En France, où la société a déjà investi 25 milliards de dollars, Blackstone a embauché Florent Trichet au poste de directeur général du crédit en 2022. « Les distributeurs comme les banques privées du pays veulent que vous parliez français, et ils veulent des documents en français. Il est donc logique d’avoir quelqu’un sur le terrain qui puisse expliquer le produit aux investisseurs », explique Florent Trichet. « Vous ne voulez pas que les participants à une réunion s’inquiètent parce qu’ils ont un Eurostar ou un vol à prendre ».
À l’instar du crédit privé et de l’immobilier, les perpetuals joueront un rôle important dans la quête de domination du monde Blackstone. Ne pensez pas une minute que ces fonds reviennent à faire du neuf avec du vieux – un moyen astucieux d’aspirer les liquidités des investisseurs fortunés. Les fonds perpétuels sont en train de modifier le modèle opérationnel de Blackstone, en délaissant les transactions au profit de l’achat et de la construction à long terme. Elles aident également l’entreprise à remporter des marchés.
« Nous nous sommes associés à la famille propriétaire de Carrix, le plus grand opérateur portuaire des États-Unis et du Mexique. Et avec la famille Benetton pour la privatisation de Mundys [anciennement Atlantia], qui est la plus grande société d’infrastructure de transport au monde, avec un grand nombre de routes en Espagne et en France, ainsi que les aéroports de Rome et de Nice », explique Jonathan Gray, en faisant référence aux transactions du groupe d’infrastructure de Blackstone, d’une valeur de 40 milliards de dollars. « Ces familles aiment l’idée de s’associer à un instrument perpétuel. Car si nous leur disons que nous allons acheter et que dans trois ans nous devrons vendre, elles se diront : « Je ne veux pas de ça ». »
En 2022, au lieu de vendre Mileway, un grand entrepôt basé à Londres et présent dans 10 pays, que Blackstone avait développé avec la direction pendant six ans, l’équipe de Seppala l’a recapitalisé dans le cadre d’une transaction de 23 milliards de dollars. La propriété appartient désormais aux fonds perpétuels de la société.

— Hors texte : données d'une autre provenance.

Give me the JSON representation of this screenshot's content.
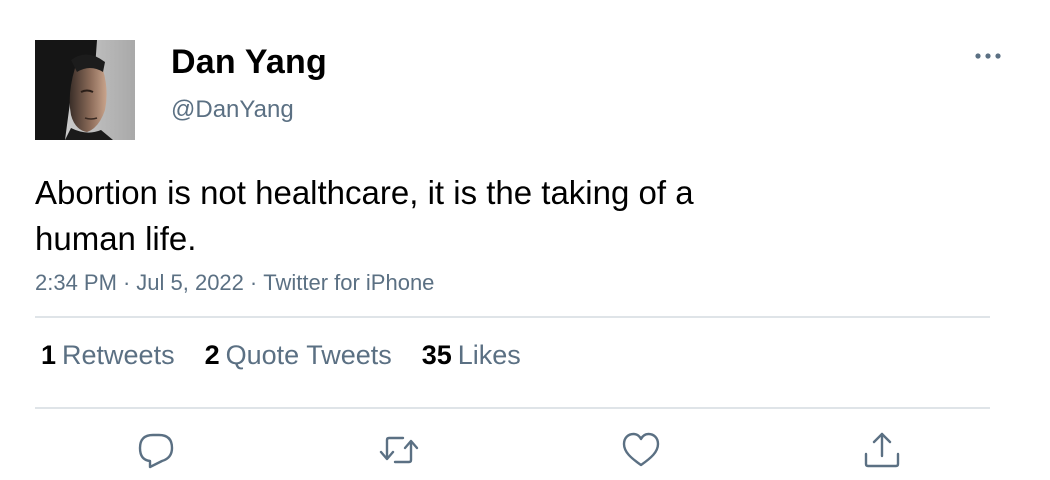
{
  "author": {
    "display_name": "Dan Yang",
    "handle": "@DanYang",
    "avatar_icon": "profile-photo"
  },
  "tweet": {
    "text": "Abortion is not healthcare, it is the taking of a human life.",
    "time": "2:34 PM",
    "date": "Jul 5, 2022",
    "source": "Twitter for iPhone",
    "separator": "·"
  },
  "stats": {
    "retweets": {
      "count": "1",
      "label": "Retweets"
    },
    "quotes": {
      "count": "2",
      "label": "Quote Tweets"
    },
    "likes": {
      "count": "35",
      "label": "Likes"
    }
  },
  "actions": [
    "reply-icon",
    "retweet-icon",
    "like-icon",
    "share-icon"
  ],
  "colors": {
    "secondary_text": "#5b7083",
    "divider": "#dfe4e8",
    "icon": "#5b7083"
  }
}
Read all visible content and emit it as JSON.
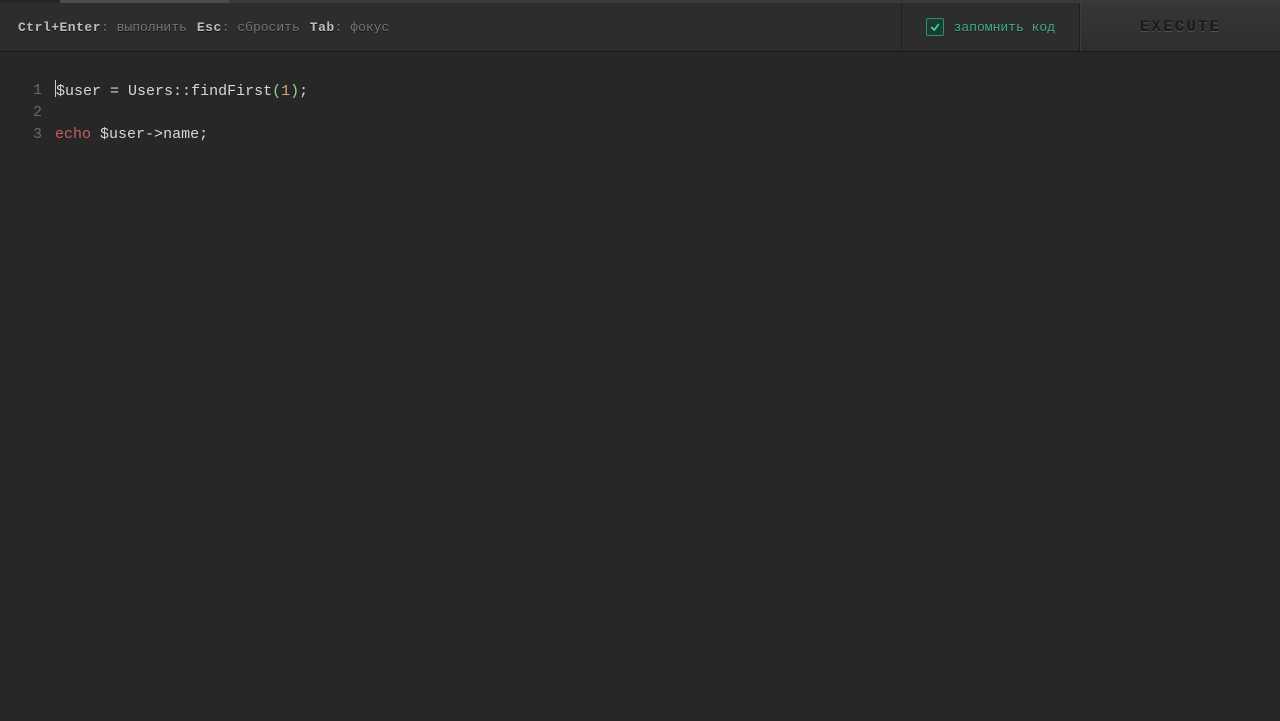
{
  "toolbar": {
    "shortcuts": [
      {
        "key": "Ctrl+Enter",
        "desc": ": выполнить"
      },
      {
        "key": "Esc",
        "desc": ": сбросить"
      },
      {
        "key": "Tab",
        "desc": ": фокус"
      }
    ],
    "remember_label": "запомнить код",
    "remember_checked": true,
    "execute_label": "EXECUTE"
  },
  "editor": {
    "lines": [
      {
        "num": "1",
        "tokens": [
          {
            "cls": "tok-var",
            "t": "$user"
          },
          {
            "cls": "tok-op",
            "t": " = "
          },
          {
            "cls": "tok-class",
            "t": "Users"
          },
          {
            "cls": "tok-op",
            "t": "::"
          },
          {
            "cls": "tok-func",
            "t": "findFirst"
          },
          {
            "cls": "tok-paren",
            "t": "("
          },
          {
            "cls": "tok-num",
            "t": "1"
          },
          {
            "cls": "tok-paren",
            "t": ")"
          },
          {
            "cls": "tok-punc",
            "t": ";"
          }
        ],
        "cursor_before": true
      },
      {
        "num": "2",
        "tokens": []
      },
      {
        "num": "3",
        "tokens": [
          {
            "cls": "tok-kw",
            "t": "echo"
          },
          {
            "cls": "tok-op",
            "t": " "
          },
          {
            "cls": "tok-var",
            "t": "$user"
          },
          {
            "cls": "tok-op",
            "t": "->"
          },
          {
            "cls": "tok-name",
            "t": "name"
          },
          {
            "cls": "tok-punc",
            "t": ";"
          }
        ]
      }
    ]
  }
}
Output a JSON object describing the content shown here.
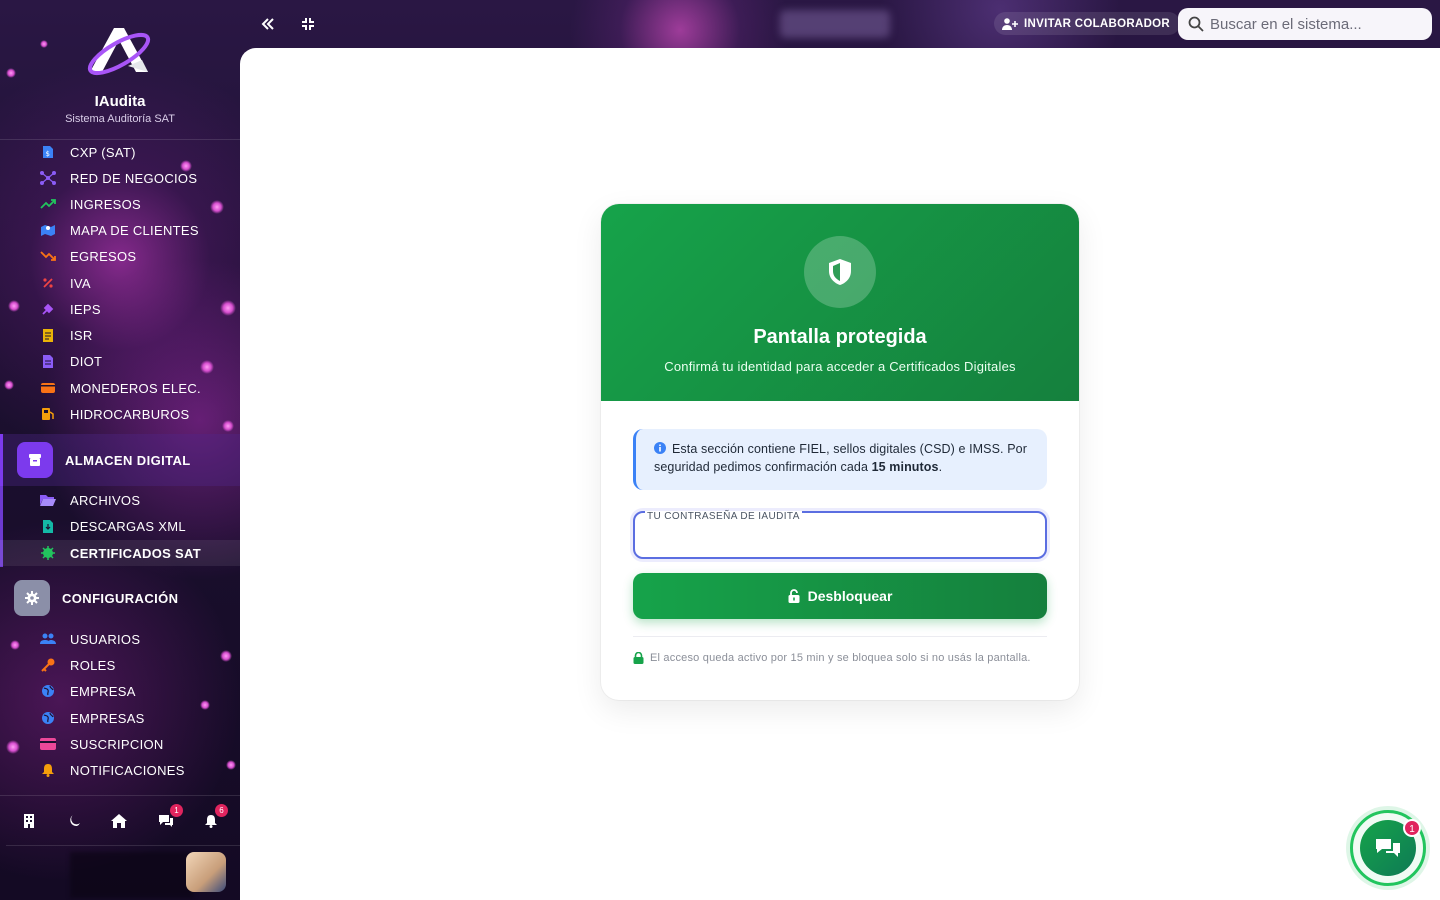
{
  "brand": {
    "name": "IAudita",
    "subtitle": "Sistema Auditoría SAT"
  },
  "sidebar": {
    "items": [
      {
        "label": "CXP (SAT)",
        "icon": "file-dollar-icon",
        "color": "#3b82f6"
      },
      {
        "label": "RED DE NEGOCIOS",
        "icon": "network-icon",
        "color": "#8b5cf6"
      },
      {
        "label": "INGRESOS",
        "icon": "trending-up-icon",
        "color": "#22c55e"
      },
      {
        "label": "MAPA DE CLIENTES",
        "icon": "map-icon",
        "color": "#3b82f6"
      },
      {
        "label": "EGRESOS",
        "icon": "trending-down-icon",
        "color": "#f97316"
      },
      {
        "label": "IVA",
        "icon": "percent-icon",
        "color": "#ef4444"
      },
      {
        "label": "IEPS",
        "icon": "wine-icon",
        "color": "#a855f7"
      },
      {
        "label": "ISR",
        "icon": "receipt-icon",
        "color": "#eab308"
      },
      {
        "label": "DIOT",
        "icon": "file-icon",
        "color": "#8b5cf6"
      },
      {
        "label": "MONEDEROS ELEC.",
        "icon": "wallet-icon",
        "color": "#f97316"
      },
      {
        "label": "HIDROCARBUROS",
        "icon": "gas-pump-icon",
        "color": "#f59e0b"
      }
    ],
    "groups": [
      {
        "label": "ALMACEN DIGITAL",
        "icon": "archive-icon",
        "color": "#7c3aed"
      },
      {
        "label": "CONFIGURACIÓN",
        "icon": "gear-icon",
        "color": "#8b8fa8"
      }
    ],
    "almacen_items": [
      {
        "label": "ARCHIVOS",
        "icon": "folder-open-icon",
        "color": "#8b5cf6"
      },
      {
        "label": "DESCARGAS XML",
        "icon": "file-download-icon",
        "color": "#14b8a6"
      },
      {
        "label": "CERTIFICADOS SAT",
        "icon": "certificate-icon",
        "color": "#22c55e"
      }
    ],
    "config_items": [
      {
        "label": "USUARIOS",
        "icon": "users-icon",
        "color": "#3b82f6"
      },
      {
        "label": "ROLES",
        "icon": "key-icon",
        "color": "#f97316"
      },
      {
        "label": "EMPRESA",
        "icon": "globe-icon",
        "color": "#3b82f6"
      },
      {
        "label": "EMPRESAS",
        "icon": "globe-icon",
        "color": "#3b82f6"
      },
      {
        "label": "SUSCRIPCION",
        "icon": "credit-card-icon",
        "color": "#ec4899"
      },
      {
        "label": "NOTIFICACIONES",
        "icon": "bell-icon",
        "color": "#f59e0b"
      }
    ],
    "bottom_badges": {
      "chat": "1",
      "notifications": "6"
    }
  },
  "topbar": {
    "invite_label": "INVITAR COLABORADOR",
    "search_placeholder": "Buscar en el sistema..."
  },
  "lock_card": {
    "title": "Pantalla protegida",
    "subtitle": "Confirmá tu identidad para acceder a Certificados Digitales",
    "info_text_1": "Esta sección contiene FIEL, sellos digitales (CSD) e IMSS. Por seguridad pedimos confirmación cada ",
    "info_bold": "15 minutos",
    "info_end": ".",
    "password_label": "TU CONTRASEÑA DE IAUDITA",
    "password_value": "",
    "unlock_label": "Desbloquear",
    "footnote": "El acceso queda activo por 15 min y se bloquea solo si no usás la pantalla."
  },
  "chat_fab": {
    "badge": "1"
  },
  "colors": {
    "accent_green": "#16a34a",
    "accent_purple": "#7c3aed",
    "info_blue": "#3b82f6"
  }
}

L’investissement de Blackstone l’année dernière dans la société Lazeo, basée à Paris, est une autre opération axée sur la croissance. Cette entreprise familiale exploite 160 centres d’épilation au laser, d’injection, de remodelage du corps et de soins du visage de qualité médicale. Lazeo est en pleine croissance, ayant récemment acheté Cleanskin, basé à Munich.
Son fondateur, le Dr Bernard Sillam, souhaitait transférer le contrôle à son fils cofondateur, Dmitri, qui avait besoin de financement. Blackstone s’est alors présenté comme un partenaire de croissance à long terme offrant une structure qui permettait à la famille de garder le contrôle. « Nous avons su immédiatement, après un seul appel, que nous voulions travailler avec eux », déclare Dmitri.